Barack Obama did not win the presidency of the United States—his volunteers did. This election was decided by ordinary Americans working to achieve something extraordinary. President Obama began his career in much the same way, going door to door as a local community organizer in Illinois, and his winning campaign strategy reflects this deep appreciation for the average neighborhood supporter. By combining a sophisticated campaign infrastructure with the passion and personal connection that lies at the heart of community organizing, he was able to successfully mobilize his base where it mattered most, and in the process he has forever changed how presidential candidates will engage with voters.
In 2009, President Obama established Organizing for America (OFA), the campaign’s grassroots wing, which focused on enabling unprecedented communication between national headquarters, state headquarters, and local offices. Although its structure was strictly hierarchical, the campaign encouraged community organizers to tune in to regular discussions with other organizers and state leaders. This exchange of information proved invaluable in swing states. OFA volunteers and interns would frequently inform their office of the best places they had discovered to register voters, call neighbors to get an understanding of the issues that mattered to them, and develop fluid plans of action that allowed them to respond instantly to changing circumstances on the ground.
To be sure, Mitt Romney’s campaign certainly had this dynamism, at least to a certain extent. However, it lacked President Obama’s internally transparent campaign infrastructure, which provided far more consistent talking points and more targeted funding than Romney could muster. Considering the fact that with each and every gaffe and flip-flop, the Romney campaign had one more irregularity to iron out in potential voters’ minds. Moreover, Obama’s popularity over “new media”, including social media sites such as Facebook and Twitter, ensured a steady stream of rhetorically positive support, while Romney could hardly organize his own opinions, let alone the volunteers who struggled to sell them to the electorate.

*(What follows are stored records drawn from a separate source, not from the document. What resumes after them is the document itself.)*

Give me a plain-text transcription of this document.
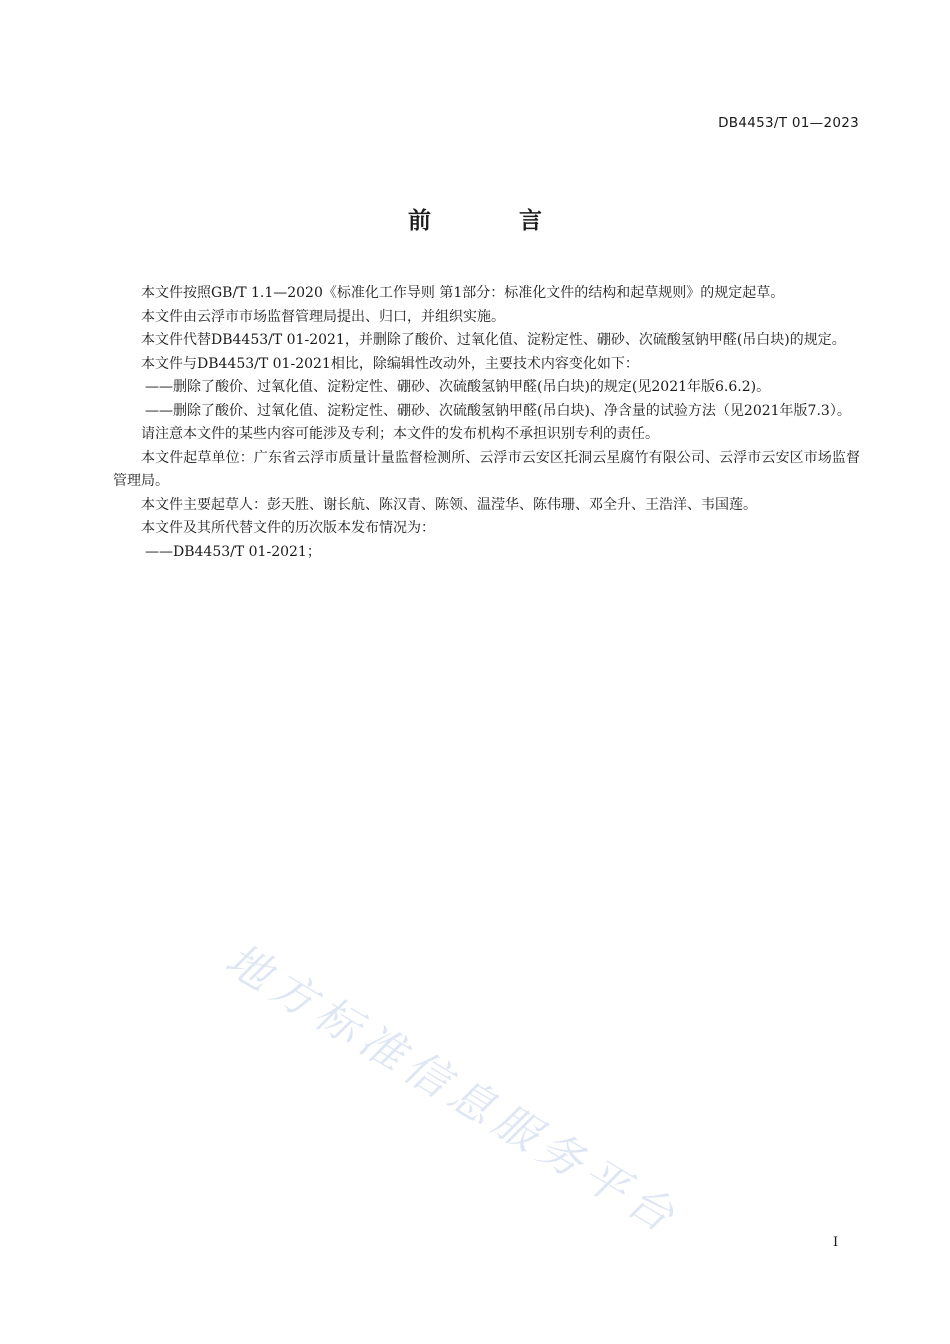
DB4453/T 01—2023
前 言

本文件按照GB/T 1.1—2020《标准化工作导则 第1部分：标准化文件的结构和起草规则》的规定起草。

本文件由云浮市市场监督管理局提出、归口，并组织实施。

本文件代替DB4453/T 01-2021，并删除了酸价、过氧化值、淀粉定性、硼砂、次硫酸氢钠甲醛(吊白块)的规定。

本文件与DB4453/T 01-2021相比，除编辑性改动外，主要技术内容变化如下：

——删除了酸价、过氧化值、淀粉定性、硼砂、次硫酸氢钠甲醛(吊白块)的规定(见2021年版6.6.2)。

——删除了酸价、过氧化值、淀粉定性、硼砂、次硫酸氢钠甲醛(吊白块)、净含量的试验方法（见2021年版7.3）。

请注意本文件的某些内容可能涉及专利；本文件的发布机构不承担识别专利的责任。

本文件起草单位：广东省云浮市质量计量监督检测所、云浮市云安区托洞云星腐竹有限公司、云浮市云安区市场监督管理局。

本文件主要起草人：彭天胜、谢长航、陈汉青、陈领、温滢华、陈伟珊、邓全升、王浩洋、韦国莲。

本文件及其所代替文件的历次版本发布情况为：

——DB4453/T 01-2021；

地方标准信息服务平台	I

Despite its long chains of e-mails begging for donations, the Obama campaign significantly outperformed its opposition in terms of funding. Governor Romney enjoyed the backing of well-funded Super PACs, but his campaign only matched about 60% of Obama’s fundraising, which translated into fewer advertisements, a reliance on independent conservative organizations’ sponsorship, and—worst of all—an abysmally low number of local offices, especially in key swing states. Across the entire United States, Obama outpaced his opponent with 755 such offices compared to Romney’s 283. In Florida, the local headquarters count was 102 to 48, while the ratio was 122 to 40 in Ohio. This stark advantage allowed the President to place field offices in more counties and organize a greater base of support in pivotal states—and the advantage is more than numerical. Many objectives reports of Romney campaign offices have consistently cited minimal communication and a lack of national as opposed to distracting local focus. But what made the Obama campaign substantially more committed and focused than Romney’s?
President Obama’s most effective tool in building this infrastructure from the ground up was his enduring commitment to an ideology that easily appeals to moderate voters. For instance, whereas Romney followed his Republican allies in affirming that less government is better government, Obama argues that government is not always the answer, but it is sometimes an answer. As he continued to frame the election as a choice between two competing visions for the future of the United States, Obama’s more nuanced vision became increasingly competitive against Romney’s. With its vast mobilized base deployed in swing states, the Obama campaign could explain the nuance and persuade centrist voters en masse.
The Republican Party would do well to start taking notes on President Obama’s strategy. Over the next four years, it will no doubt redefine itself either as a more entrenched bastion of conservatism or as a more back-to-basics party that can possibly appeal to minority groups that currently lie far outside of its reach. Nevertheless, no matter what sort of party it decides it wants to be, the GOP’s number one priority must be to learn from the Democrats’ successful campaigns in 2008 and 2012. Most important of all the lessons that Organizing for America offers is that Republicans may be able to promulgate a vision for Americans, but it ought to be a positive one. Campaigns can no longer adequately defend a vision of “American’t”.
The 2012 election has secured an opportunity for Democrats to push forward their agenda. In the meantime, President Obama now governs an electorate that is more strongly divided than ever. This is a crisis of partisanship that the United States will almost certainly face for several more election cycles to come. Inevitably, however, the Obama campaign has signaled that elections, and even politics on the whole, can no longer be conducted entirely from the top-down. America does not need the leadership of a manager or a CEO or a general so much as it needs more boots on the ground—more people committed to improving their vision for the country’s future and actively working to realize it, even if they disagree about what steps to take on the path forward.